Diarmuid : « Presque, parce que je pense que beaucoup de choses doivent être révélées lorsque nous jouons les chansons en live. C’est une partie très importante que nous n’avons pas encore été en mesure de faire. Pour moi, l’album n’est qu’un moyen de faire une introspection et d’avancer à partir de là. Mais il pourrait être quelque chose de différent dans six mois. »

James : « L’album entier est un processus. Notre management m’a envoyé cette citation l’autre jour qui disait :  » Gigi’s Recovery  » est un ensemble positif de la vie après l’obscurité et seulement des bonnes choses « . Et je me suis dit, « Putain de merde, non non non non ». Si j’ai dit ça, je ne sais pas à quoi je pensais. J’ai répondu par ce qui, je pense, résume assez bien la façon dont je vois les choses maintenant.

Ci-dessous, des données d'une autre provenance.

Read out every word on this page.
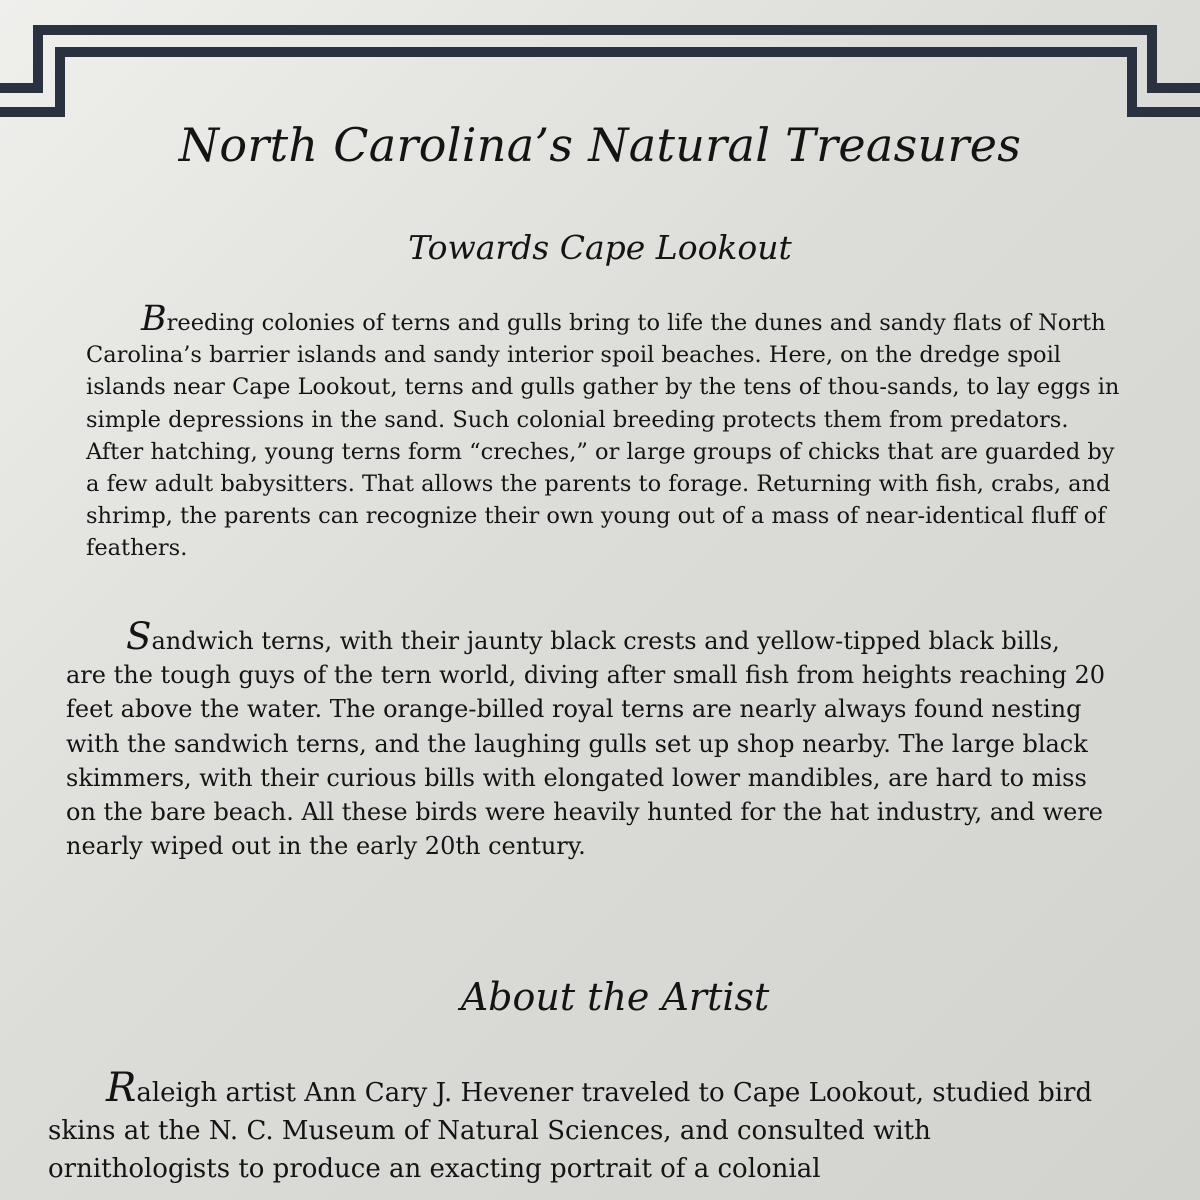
North Carolina’s Natural Treasures
Towards Cape Lookout

Breeding colonies of terns and gulls bring to life the dunes and sandy flats of North Carolina’s barrier islands and sandy interior spoil beaches. Here, on the dredge spoil islands near Cape Lookout, terns and gulls gather by the tens of thou-sands, to lay eggs in simple depressions in the sand. Such colonial breeding protects them from predators. After hatching, young terns form “creches,” or large groups of chicks that are guarded by a few adult babysitters. That allows the parents to forage. Returning with fish, crabs, and shrimp, the parents can recognize their own young out of a mass of near-identical fluff of feathers.

Sandwich terns, with their jaunty black crests and yellow-tipped black bills, are the tough guys of the tern world, diving after small fish from heights reaching 20 feet above the water. The orange-billed royal terns are nearly always found nesting with the sandwich terns, and the laughing gulls set up shop nearby. The large black skimmers, with their curious bills with elongated lower mandibles, are hard to miss on the bare beach. All these birds were heavily hunted for the hat industry, and were nearly wiped out in the early 20th century.

About the Artist

Raleigh artist Ann Cary J. Hevener traveled to Cape Lookout, studied bird skins at the N. C. Museum of Natural Sciences, and consulted with ornithologists to produce an exacting portrait of a colonial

J’ai dit : « L’histoire de « Gigi’s… » est celle d’un retour à la force et d’une prise de contrôle des quelques choses qui comptent vraiment. Gigi’s Recovery se tourne vers l’avenir en assumant son passé ». Je pense que c’est assez concis aujourd’hui. Demandez-le moi dans un mois et je pourrais penser que c’est de la merde absolue, cependant. »

Le nouvel album de The Murder Capital, « Gigi’s Recovery », est disponible dès maintenant.